If this was What We Do In the Shadows but sports, it would be a hit.

However, Waititi does not give the care to the story of the American Samoans that he does to the lives of vampires, instead depending on cheap jokes about lack of refinement amongst the islanders and fish-out-of-water tropes for the centered European coach, an oddly miscast Michael Fassbender.

What little heart the uneven film holds is frequently undermined by Waititi’s inability to show vulnerability if an easy gag can fit too.

This isn’t to say that some of those easy gags aren’t worth a few laughs.

Oscar Kightley is endlessly funny onscreen as Tavita, the national team’s manager. And videographer for the local news show. And restaurant owner (small island = lots of hats). He steals the scene with straight man humor every time, and encompasses the “roll with it” attitude that grates Rongen on arrival. Sitting in full seriousness in an office with a keyboard, a mouse, but no monitor, Kightley brightens the mood and brings in some emotional depth that the film as a whole is sorely lacking.

Unfortunately, we do not get to know too much about the lives of the other players.
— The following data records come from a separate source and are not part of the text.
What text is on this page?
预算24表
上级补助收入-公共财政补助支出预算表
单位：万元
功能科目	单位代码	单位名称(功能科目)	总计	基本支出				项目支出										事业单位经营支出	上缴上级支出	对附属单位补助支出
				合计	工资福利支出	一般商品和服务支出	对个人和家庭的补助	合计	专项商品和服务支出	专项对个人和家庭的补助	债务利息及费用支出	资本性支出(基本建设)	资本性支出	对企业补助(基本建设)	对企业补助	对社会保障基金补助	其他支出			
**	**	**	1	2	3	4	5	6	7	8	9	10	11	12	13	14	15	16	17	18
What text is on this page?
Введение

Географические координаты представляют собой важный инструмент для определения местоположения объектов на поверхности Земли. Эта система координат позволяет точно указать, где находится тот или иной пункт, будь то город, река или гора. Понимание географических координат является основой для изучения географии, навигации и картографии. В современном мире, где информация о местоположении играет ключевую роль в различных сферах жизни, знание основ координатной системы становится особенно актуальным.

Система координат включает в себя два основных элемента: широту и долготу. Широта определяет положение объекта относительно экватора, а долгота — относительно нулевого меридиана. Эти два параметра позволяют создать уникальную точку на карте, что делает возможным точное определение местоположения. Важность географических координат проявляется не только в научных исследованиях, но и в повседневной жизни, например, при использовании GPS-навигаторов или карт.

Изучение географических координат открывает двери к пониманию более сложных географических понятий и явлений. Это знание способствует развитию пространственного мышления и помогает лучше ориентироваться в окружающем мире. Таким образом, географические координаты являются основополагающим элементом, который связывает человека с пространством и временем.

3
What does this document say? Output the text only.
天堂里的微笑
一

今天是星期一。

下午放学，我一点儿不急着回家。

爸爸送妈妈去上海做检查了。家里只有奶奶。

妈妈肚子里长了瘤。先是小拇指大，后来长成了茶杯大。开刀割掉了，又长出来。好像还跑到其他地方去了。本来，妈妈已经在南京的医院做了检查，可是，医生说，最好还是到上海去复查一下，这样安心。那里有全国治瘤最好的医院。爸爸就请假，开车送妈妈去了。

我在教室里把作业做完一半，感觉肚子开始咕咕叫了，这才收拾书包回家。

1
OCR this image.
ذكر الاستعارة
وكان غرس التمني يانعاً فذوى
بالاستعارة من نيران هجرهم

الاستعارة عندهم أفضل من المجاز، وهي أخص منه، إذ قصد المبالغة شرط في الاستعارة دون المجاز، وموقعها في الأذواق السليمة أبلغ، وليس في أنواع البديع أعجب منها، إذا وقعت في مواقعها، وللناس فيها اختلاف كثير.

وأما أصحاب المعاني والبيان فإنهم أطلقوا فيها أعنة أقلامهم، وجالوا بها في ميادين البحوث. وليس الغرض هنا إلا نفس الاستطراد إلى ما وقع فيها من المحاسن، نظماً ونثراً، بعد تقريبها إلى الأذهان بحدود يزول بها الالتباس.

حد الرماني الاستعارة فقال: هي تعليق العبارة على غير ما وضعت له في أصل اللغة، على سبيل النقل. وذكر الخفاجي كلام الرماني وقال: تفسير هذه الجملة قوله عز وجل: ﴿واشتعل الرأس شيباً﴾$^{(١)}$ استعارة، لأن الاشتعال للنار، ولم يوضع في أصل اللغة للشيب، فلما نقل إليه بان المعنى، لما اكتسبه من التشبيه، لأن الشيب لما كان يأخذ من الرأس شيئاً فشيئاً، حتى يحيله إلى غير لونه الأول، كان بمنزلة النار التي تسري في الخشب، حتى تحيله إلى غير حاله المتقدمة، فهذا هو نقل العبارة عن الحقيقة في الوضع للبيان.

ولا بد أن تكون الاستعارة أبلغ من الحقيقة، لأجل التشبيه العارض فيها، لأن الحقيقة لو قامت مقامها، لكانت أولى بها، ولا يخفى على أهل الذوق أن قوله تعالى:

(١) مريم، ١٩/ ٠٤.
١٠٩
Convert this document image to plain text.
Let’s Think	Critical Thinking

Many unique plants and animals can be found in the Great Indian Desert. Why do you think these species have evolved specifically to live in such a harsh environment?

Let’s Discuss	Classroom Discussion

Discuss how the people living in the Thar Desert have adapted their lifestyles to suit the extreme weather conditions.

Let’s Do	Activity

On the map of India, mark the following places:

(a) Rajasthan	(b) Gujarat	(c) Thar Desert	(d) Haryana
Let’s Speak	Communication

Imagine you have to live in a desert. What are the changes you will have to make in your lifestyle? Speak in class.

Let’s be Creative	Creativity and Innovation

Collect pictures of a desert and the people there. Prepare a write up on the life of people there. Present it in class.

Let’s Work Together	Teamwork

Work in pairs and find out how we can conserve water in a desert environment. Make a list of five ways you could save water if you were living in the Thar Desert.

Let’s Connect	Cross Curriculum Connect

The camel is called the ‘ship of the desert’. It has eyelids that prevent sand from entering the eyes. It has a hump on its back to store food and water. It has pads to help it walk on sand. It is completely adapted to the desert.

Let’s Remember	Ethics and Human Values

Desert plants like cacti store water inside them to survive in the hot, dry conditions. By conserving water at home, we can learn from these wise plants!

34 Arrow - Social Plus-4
In fact, there is a scene where one player starts to tearfully share their story but is almost immediately cutoff because a game is about to start. It’s almost like Waititi knows he has failed in differentiating many of the players but finds it funny instead of concerning. It is odd to see such messy treatment of cultural heritage and indigenous actors from him but the film is in uneven ground. The movie is far too awkward to be accepted by mainstream audiences but with too little care to maintain the indie crowd. Bend It Like Beckham had more rewarding character arcs.

While he is (probably?) trying his best, Fassbender cannot do much more than be angry and unyielding in many of his scenes including some incredibly uncomfortable mistreatment of Jaiyah Saelua (played by the film’s breakout star, nonbinary actor Kaimana), including deadnaming the first nonbinary player to compete in a men’s FIFA qualifier. They are nothing more than a vehicle to move Rongen’s story forward and it is troubling to see such sidelining of the most interesting personal story of the bunch.

Of course Rongen will see the errors of his ways and fall in love with island lifestyles in a format that, for something coming out in 2023, is dangerously close to the noble savage trope.

Extras are slight with a featurette and a single deleted scene.

The film takes a promising little known comeback story and mires it in tired, shallow storytelling. Since it is not wholly unwatchable and has an important storyline in Saelua’s existence, we’ll change from a red to a yellow card for Next Goal Wins.